Water filter straws were a breakthrough when LifeStraw released its first commercial model in 2005, enabling people to take a sip from a stream without fear of also consuming bacteria or parasites like giardia .
When LifeStraw straws became widely available in 2012, they were a hit with hikers and preppers. But international travelers began using them, too, in locations where the water wasn’t reliably safe to drink. Yet because they looked like pieces of camping gear, it was awkward to pull one out at restaurants.
LifeStraw just addressed that.
Its new product, LifeStraw Sip, looks like a larger version of the metal straw that’s become a common sight in recent years in response to concerns about plastic pollution . And yet it contains the company’s powerful filter.
[Photo: Lifestraw]
“The product is sort of a legend internally,” says Tara Lundy, chief brand officer at the Baltimore, Maryland-based LifeStraw. “We’ve been talking about it for so long.”

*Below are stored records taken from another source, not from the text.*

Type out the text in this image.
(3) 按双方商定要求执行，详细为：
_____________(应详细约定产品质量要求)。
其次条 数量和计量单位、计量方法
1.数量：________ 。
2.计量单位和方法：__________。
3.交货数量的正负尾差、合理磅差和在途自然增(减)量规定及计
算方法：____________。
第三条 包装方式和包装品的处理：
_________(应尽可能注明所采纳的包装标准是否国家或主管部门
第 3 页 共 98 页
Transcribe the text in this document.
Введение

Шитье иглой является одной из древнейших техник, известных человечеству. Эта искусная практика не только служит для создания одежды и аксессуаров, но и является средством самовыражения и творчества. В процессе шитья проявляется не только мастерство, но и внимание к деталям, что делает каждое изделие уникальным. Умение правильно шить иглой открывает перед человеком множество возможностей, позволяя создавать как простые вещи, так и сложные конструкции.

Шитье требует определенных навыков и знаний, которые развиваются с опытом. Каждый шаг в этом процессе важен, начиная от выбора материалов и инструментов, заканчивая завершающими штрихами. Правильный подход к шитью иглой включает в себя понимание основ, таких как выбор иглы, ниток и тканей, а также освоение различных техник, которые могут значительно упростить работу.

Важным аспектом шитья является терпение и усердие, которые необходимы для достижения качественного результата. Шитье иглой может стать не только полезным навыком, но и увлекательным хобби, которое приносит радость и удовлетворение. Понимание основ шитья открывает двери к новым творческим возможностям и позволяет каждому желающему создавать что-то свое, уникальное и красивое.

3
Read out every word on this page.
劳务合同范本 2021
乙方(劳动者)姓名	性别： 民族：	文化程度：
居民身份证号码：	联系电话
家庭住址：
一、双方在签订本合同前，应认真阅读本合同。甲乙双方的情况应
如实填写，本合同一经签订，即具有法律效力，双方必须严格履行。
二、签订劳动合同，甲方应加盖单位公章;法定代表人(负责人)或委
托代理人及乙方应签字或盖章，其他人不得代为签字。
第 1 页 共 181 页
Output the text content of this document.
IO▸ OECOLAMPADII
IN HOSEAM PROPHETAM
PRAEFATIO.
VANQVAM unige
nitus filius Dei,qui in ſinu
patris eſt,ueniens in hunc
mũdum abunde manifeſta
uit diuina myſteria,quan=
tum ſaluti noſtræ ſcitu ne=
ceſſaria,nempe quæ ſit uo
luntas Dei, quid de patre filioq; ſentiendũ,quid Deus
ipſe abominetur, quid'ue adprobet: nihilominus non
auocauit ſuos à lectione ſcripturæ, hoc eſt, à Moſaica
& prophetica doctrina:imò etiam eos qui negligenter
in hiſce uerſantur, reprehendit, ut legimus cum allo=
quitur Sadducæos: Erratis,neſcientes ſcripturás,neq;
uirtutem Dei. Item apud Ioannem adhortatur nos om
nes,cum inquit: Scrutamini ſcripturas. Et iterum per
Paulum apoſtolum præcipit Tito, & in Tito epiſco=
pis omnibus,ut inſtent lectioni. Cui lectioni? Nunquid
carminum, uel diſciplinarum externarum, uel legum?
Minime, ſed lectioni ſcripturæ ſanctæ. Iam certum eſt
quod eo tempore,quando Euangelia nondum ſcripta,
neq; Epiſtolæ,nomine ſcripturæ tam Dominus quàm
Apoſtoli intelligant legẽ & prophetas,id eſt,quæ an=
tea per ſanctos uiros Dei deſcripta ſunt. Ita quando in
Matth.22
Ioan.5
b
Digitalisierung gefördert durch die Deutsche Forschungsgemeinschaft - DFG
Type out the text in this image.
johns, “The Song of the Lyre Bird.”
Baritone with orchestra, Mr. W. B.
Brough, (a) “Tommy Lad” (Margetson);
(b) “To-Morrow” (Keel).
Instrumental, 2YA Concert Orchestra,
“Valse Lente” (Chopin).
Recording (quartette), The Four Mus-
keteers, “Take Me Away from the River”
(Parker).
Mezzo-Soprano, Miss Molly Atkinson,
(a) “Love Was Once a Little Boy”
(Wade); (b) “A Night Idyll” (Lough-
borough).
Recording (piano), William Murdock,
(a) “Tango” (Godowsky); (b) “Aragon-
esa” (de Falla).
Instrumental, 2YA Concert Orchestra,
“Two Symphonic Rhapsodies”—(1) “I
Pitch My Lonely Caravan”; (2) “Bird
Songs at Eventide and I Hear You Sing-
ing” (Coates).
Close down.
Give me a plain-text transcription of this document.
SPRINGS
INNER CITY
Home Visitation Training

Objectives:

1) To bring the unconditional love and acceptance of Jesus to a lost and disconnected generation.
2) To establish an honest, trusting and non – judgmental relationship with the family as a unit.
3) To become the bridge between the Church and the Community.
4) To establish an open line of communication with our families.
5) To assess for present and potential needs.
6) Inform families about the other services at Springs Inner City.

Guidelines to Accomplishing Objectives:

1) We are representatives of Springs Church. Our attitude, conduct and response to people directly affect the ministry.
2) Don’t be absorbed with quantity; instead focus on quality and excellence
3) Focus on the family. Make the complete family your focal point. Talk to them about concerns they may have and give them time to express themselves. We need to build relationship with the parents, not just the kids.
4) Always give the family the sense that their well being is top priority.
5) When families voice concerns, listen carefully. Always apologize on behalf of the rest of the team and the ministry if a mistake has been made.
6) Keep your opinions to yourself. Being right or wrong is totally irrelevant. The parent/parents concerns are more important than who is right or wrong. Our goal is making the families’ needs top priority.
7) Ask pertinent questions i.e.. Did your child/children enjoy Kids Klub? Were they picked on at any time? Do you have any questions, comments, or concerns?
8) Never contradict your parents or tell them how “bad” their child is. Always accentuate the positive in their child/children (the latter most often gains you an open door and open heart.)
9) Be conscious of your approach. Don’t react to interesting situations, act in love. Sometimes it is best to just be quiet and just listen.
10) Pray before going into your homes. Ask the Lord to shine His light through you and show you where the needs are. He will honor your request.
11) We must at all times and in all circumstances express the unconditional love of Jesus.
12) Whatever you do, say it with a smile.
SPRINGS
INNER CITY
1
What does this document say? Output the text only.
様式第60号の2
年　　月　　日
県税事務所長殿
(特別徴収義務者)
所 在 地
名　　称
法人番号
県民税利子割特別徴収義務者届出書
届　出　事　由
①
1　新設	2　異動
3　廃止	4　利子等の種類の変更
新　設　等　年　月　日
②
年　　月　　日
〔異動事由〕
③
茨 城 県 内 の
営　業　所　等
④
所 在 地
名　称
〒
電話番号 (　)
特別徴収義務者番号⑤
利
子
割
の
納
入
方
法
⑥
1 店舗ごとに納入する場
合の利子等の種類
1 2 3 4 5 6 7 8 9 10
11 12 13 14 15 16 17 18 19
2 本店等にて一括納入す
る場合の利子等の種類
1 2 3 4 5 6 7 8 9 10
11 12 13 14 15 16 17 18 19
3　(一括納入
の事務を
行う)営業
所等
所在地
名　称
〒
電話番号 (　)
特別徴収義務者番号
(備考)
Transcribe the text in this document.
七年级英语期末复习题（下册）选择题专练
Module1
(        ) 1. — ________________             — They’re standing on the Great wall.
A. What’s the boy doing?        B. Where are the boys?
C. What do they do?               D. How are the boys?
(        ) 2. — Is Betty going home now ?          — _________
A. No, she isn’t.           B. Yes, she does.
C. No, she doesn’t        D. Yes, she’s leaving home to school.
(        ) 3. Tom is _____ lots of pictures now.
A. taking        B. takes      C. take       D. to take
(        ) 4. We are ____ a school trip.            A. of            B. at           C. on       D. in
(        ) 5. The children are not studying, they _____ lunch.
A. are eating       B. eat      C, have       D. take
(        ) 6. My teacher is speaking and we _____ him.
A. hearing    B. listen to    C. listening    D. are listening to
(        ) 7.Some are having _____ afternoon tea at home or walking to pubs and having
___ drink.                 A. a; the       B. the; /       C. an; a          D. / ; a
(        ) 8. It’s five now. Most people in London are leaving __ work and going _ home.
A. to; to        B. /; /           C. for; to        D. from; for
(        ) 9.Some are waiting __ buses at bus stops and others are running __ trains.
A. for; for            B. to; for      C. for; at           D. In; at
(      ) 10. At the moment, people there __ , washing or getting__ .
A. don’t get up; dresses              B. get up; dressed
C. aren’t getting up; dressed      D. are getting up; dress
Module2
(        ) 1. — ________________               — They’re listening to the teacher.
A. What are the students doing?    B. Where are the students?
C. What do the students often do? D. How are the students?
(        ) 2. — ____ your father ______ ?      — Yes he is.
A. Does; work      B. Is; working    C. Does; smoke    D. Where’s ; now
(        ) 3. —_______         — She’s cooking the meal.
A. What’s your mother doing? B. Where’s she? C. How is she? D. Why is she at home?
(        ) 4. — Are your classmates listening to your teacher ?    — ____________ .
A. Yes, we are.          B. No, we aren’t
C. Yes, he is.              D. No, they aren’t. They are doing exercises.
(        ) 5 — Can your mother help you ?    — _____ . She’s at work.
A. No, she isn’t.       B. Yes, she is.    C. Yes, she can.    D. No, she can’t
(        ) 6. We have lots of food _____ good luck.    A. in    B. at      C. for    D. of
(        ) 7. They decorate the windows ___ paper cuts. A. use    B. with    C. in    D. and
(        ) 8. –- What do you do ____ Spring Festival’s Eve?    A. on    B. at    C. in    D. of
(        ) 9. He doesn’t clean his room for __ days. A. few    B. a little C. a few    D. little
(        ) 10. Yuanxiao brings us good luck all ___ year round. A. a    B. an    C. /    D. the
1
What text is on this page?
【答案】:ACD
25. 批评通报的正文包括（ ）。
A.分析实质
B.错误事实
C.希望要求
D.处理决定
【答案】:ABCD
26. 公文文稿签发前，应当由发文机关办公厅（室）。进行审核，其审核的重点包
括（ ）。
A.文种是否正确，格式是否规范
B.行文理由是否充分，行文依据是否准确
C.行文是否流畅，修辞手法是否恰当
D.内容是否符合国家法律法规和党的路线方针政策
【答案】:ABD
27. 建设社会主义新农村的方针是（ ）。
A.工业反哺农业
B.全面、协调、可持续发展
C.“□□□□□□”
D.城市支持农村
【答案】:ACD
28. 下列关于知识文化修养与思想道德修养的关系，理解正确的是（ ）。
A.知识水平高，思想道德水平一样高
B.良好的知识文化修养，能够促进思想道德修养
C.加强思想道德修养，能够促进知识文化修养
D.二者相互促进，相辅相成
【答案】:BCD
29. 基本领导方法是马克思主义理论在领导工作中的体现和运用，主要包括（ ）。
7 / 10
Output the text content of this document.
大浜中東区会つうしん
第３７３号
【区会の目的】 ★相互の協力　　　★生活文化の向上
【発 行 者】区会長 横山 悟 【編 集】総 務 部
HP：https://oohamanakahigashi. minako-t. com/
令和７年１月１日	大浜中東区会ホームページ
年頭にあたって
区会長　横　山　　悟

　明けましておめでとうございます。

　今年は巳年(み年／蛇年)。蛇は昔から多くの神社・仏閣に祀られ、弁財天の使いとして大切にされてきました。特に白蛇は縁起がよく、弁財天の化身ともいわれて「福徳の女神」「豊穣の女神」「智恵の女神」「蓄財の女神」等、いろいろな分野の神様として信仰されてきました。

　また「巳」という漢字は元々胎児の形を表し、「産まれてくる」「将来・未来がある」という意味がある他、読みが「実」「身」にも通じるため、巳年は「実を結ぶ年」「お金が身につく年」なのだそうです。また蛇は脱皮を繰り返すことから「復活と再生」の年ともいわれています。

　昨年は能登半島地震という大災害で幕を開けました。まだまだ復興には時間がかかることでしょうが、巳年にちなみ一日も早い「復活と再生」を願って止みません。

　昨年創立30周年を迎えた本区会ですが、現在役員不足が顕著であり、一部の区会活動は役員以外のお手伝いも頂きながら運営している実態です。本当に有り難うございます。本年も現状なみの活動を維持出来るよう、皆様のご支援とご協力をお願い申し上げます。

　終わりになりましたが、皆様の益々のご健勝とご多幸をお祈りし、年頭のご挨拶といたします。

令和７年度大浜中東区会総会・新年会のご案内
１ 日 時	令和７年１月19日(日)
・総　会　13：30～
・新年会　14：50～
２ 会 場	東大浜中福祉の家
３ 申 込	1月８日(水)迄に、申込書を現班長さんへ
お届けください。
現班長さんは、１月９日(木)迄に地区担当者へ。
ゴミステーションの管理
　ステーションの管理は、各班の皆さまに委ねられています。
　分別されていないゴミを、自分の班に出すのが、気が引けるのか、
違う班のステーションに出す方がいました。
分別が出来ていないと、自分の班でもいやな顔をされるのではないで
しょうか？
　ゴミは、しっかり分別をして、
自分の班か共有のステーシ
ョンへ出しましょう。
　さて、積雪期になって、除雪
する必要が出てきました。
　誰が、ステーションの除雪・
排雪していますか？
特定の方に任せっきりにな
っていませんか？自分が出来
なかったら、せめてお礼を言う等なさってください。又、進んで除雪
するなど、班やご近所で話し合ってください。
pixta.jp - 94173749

Her colleague Jean-Luc Madier, the company’s director of engineering, estimates that they’ve been working on the Sip for about six to seven years. “The key point was to shrink everything to be able to fit inside this tube without compromising the flow rate,” he says.
A narrow path
LifeStraw began making straw-like filters in the 1990s. It first released a noncommercial device made in conjunction with the Carter Center that was focused on stopping the parasitic Guinea worm. (The company donated more than one million of those filters last year.)
Today, the company, a certified B Corp since 2019, makes various filters and purifiers, along with some that take a straw form. Those plastic devices , which measure about an inch in diameter, have camping-trip vibes. The new metal Sip looks like a regular metal straw and is sleeker, measuring just half an inch across.
That’s where the challenge arose. “When you reach this size, everything has to be perfectly optimized,” Madier says. Hidden inside all of LifeStraw’s straws is a membrane made of a material called polysulfone. That membrane has tiny pores in it, measuring .2 microns in size, that physically prevent bacteria or parasites from getting through. (To filter out viruses, you need a water purifier .)
[Photo: Lifestraw]
Madier says that while developing the Sip, they had to tweak variables such as the hydrophilicity of the membrane—that’s how easily it absorbs water—and the distribution of the pores. “We had to reach the right balance between flow rate and microorganism retention.”
The result looks like the metal straw from Oxo Good Grips , just a bit thicker. And because of the membrane within it, Lundy says it has “a little stronger draw, but it feels very similar to the other straws we have.”
Now streaming
LifeStraw launched the Sip quietly in April on REI’s website and plans to launch it officially—at retailers including its own website, Amazon, and independent shops—starting May 17.
Although the company declines to share how the product is selling thus far, Lundy will say that “our head of supply chain is very stressed. Our sales team keeps upping their forecast.”
Part of the appeal for consumers seems to stem from the product’s versatility. “Traditionally, our products have been tucked in the camping section,” Lundy says, but “we’re seeing this is more of an impulse buy. This is travel. This is lifestyle.”
The straws currently cost $35 on REI’s site, or three for $90, and come with individual plastic carrying cases.